De fait, le mépris social pour le handicap moteur est lui aussi mis en scène. Dans Elle et Lui, l’héroïne a honte de son infirmité et pense qu’elle n’est plus digne d’être aimée, au point de renoncer à retrouver son grand amour. Elephant Man (David Lynch, 1980) évoque directement le lien fait par des valides entre ce qu’iels perçoivent comme une monstruosité physique et une supposée infirmité intellectuelle. Freaks (Tod Browning, 1932) interroge en profondeur la dualité morale de chacun·e en mettant en regard handicap, mépris validiste et désir de vengeance.
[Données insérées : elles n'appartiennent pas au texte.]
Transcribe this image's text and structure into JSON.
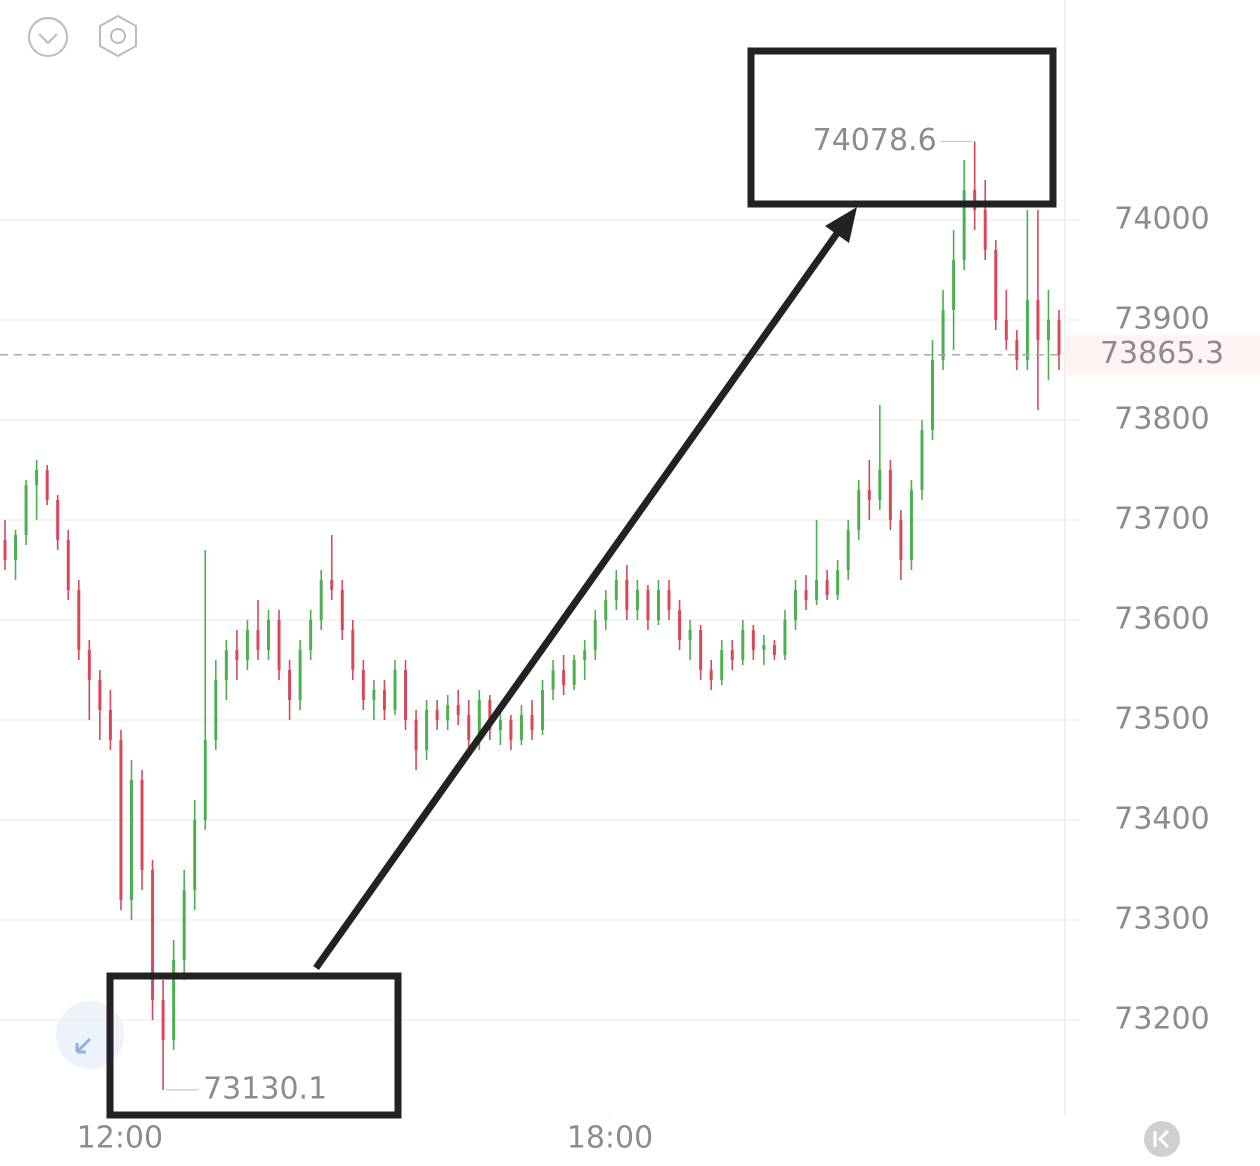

L’enjeu de nombreux films consiste finalement à s’accepter soi-même et à être accepté·e par les personnes valides – dotées au passage d’un surplus d’humanité, du fait du chemin accompli en changeant leur regard sur le handicap. Cet arc narratif didactique, parfois mis en scène avec subtilité, est au centre de films contemporains comme Intouchables, Presque, De rouille et d’os ou Penguin Bloom (Glendyn Ivin, 2021), mais aussi d’œuvres plus anciennes comme Elle et Lui ou Faire face. La dimension systématique de ce schéma tend à atténuer la singularité des personnages pour faire de « l’handicapé·e » un archétype, celui d’une personne qui ne s’aime pas et qui est rejetée par les autres, représentant là encore le handicap comme un problème.
La forme, reflet de l’expérience
Certain·es cinéastes relèvent au contraire le défi d’embrasser le point de vue particulier d’un personnage principal handicapé. Il peut s’agir, comme pour Alfred Hitchcock dans Fenêtre sur cour (1954), d’immobiliser (temporairement) le héros à son domicile dans une chaise roulante pour renouveler le récit d’enquête et décupler le suspense.
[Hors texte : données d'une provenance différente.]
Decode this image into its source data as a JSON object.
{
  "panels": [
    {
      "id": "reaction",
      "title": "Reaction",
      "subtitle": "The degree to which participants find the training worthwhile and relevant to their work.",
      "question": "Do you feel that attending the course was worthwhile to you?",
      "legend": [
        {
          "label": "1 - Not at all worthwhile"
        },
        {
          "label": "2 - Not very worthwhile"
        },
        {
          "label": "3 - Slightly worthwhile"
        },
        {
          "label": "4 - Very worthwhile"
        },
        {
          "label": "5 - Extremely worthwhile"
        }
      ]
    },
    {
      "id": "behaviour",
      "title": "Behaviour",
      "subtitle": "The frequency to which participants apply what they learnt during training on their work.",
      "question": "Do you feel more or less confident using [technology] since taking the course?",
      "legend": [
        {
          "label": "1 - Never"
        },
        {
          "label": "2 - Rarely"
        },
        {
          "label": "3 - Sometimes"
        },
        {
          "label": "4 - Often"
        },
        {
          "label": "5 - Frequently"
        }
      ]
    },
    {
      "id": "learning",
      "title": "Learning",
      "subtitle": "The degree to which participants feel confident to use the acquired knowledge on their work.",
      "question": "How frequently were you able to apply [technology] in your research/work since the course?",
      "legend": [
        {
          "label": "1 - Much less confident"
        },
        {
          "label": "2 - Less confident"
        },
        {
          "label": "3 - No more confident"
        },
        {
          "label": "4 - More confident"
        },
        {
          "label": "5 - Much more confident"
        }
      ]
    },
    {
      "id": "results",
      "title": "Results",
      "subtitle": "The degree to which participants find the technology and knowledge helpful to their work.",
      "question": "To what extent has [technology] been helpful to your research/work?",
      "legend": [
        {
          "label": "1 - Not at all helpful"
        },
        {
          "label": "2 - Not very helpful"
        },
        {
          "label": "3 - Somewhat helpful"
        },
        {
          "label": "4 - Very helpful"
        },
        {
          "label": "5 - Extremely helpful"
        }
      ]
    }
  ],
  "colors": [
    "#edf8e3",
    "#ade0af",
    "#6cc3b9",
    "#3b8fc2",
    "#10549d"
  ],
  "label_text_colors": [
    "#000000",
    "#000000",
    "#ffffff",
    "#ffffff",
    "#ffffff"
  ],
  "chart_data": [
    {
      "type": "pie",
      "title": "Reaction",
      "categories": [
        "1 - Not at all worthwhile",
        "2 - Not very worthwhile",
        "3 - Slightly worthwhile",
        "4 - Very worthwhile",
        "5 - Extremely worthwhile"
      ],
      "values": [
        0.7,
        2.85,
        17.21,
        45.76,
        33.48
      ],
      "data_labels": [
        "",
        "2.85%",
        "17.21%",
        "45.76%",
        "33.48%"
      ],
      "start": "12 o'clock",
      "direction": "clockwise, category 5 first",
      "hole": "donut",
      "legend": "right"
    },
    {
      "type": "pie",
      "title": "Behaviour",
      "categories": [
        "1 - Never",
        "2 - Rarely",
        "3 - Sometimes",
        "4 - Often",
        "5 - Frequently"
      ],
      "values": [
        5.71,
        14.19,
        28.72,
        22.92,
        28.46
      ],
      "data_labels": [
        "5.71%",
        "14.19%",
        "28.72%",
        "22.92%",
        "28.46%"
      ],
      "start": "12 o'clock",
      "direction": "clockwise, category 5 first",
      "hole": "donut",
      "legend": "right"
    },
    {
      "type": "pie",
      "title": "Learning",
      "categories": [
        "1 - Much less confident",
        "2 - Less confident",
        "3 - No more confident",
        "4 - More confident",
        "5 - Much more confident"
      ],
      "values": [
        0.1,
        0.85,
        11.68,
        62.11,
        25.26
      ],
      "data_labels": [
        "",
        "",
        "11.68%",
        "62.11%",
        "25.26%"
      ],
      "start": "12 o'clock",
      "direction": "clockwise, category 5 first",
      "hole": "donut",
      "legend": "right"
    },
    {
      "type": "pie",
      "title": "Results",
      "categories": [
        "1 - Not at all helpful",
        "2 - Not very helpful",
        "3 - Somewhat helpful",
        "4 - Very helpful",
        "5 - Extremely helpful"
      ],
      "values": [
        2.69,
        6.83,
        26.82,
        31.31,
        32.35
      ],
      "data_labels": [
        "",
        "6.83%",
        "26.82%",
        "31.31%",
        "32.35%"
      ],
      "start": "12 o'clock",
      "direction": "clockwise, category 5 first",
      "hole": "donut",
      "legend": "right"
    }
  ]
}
D’autres cinéastes tentent de retranscrire cinématographiquement les sensations d’un personnage handicapé. Dans Le Scaphandre et le Papillon(2007), Julian Schnabel adapte ainsi à l’écran le livre autobiographique de Jean-Dominique Bauby, qui ne peut bouger que la paupière gauche à la suite d’une commotion cérébrale. En utilisant toutes sortes d’effets visuels, le réalisateur et plasticien cherche à transposer dans un monde valide l’expérience sensible de l’auteur. Le résultat est visuellement original, mais le foisonnement des effets et la beauté plastique des images transforment le film en « un exercice de virtuosité qui cadre assez mal avec le dénuement de la situation », comme le dit Jacques Mandelbaum dans Le Monde.
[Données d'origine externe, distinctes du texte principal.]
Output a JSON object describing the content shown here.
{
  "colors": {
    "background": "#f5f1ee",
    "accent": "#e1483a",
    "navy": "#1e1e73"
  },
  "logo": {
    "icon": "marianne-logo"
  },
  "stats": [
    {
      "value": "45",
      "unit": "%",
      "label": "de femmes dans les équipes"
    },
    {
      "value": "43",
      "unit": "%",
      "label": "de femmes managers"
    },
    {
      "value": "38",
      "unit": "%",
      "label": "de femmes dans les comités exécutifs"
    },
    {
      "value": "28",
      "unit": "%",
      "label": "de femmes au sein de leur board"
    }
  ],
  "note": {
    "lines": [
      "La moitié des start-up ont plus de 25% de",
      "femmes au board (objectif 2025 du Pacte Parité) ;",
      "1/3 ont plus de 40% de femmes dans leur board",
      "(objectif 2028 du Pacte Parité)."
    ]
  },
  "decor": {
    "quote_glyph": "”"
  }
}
Dans Johnny s’en va-t-en guerre, Dalton Trumbo rend visible la négation du corps handicapé en le recouvrant intégralement de draps blancs. Terrifiants parce qu’ils laissent imaginer ce qu’ils dissimulent, ces tissus spectraux permettent aussi aux spectateur·rices de s’approprier, chacun·e à leur manière, les sensations décrites par la voix de Johnny dans le monologue intérieur qui traverse le film. Le récit est ainsi principalement construit sur le dialogue entre ce que la voix du personnage dit ressentir de l’instant présent, et ce que les spectateur·rices en voient et en entendent – Johnny étant amputé des quatre membres, mais aussi sourd, aveugle, muet et sans odorat. Des rêves et des souvenirs en couleur alternent sobrement avec ces scènes en noir et blanc. Pamphlet antimilitariste implacable, l’œuvre de Dalton Trumbo explore simultanément les limites et les possibles d’un corps à la fois absent et central, de perceptions minimes, d’une existence pleine à soi et limitée aux autres.
Enfin, certains cinéastes, eux-mêmes handicapés, utilisent leur point de vue comme élan créateur. C’est le cas de Jean-Daniel Pollet dans Dieu sait quoi (1993). Lui, qui était déjà allé à la rencontre d’une personne lépreuse dans L’Ordre (1973), filme dans sa maison et son jardin, autour de lui, et jusqu’à la voie ferrée sur laquelle un accident l’a rendu paraplégique, des objets et des éléments. En adaptant l’œuvre poétique Le Parti pris des choses de Francis Ponge (1942), il laisse entrevoir de sublimes porosités entre le monde qui l’entoure et son univers intérieur. Dans un tout autre registre expérimental, le cinéaste Stephen Dwoskin a pratiqué, entre autres, l’autofilmage de son corps handicapé dans un vaste réflexion sur le corps, le regard et le désir.
Un cinéma encore loin d’être inclusif
La représentation de handicaps moteurs au cinéma oscille, encore aujourd’hui, entre levier d’étrangeté suscitant surprise, peur ou encore rires, et image de l’altérité pouvant provoquer de la compassion et une invitation au vivre-ensemble. Dans un cas comme dans l’autre, les personnages porteurs d’un handicap moteur sont en grande majorité construits à partir de leur handicap, et pour le regard de spectateur·rices valides. Les personnages de handicapé·es sont le plus souvent restreint·es à l’exhibition d’un handicap – comme si, ainsi que l’explique la comédienne Elsa Bouyeron, le corps handicapé était en soi en représentation, uniquement porteur d’un récit et/ou d’une leçon de vie qui le rend incapable de raconter une autre histoire, d’incarner un personnage qui ne serait pas centré sur ce handicap. Le cinéma, même dans sa quête d’universalité, propose une vision validiste du monde.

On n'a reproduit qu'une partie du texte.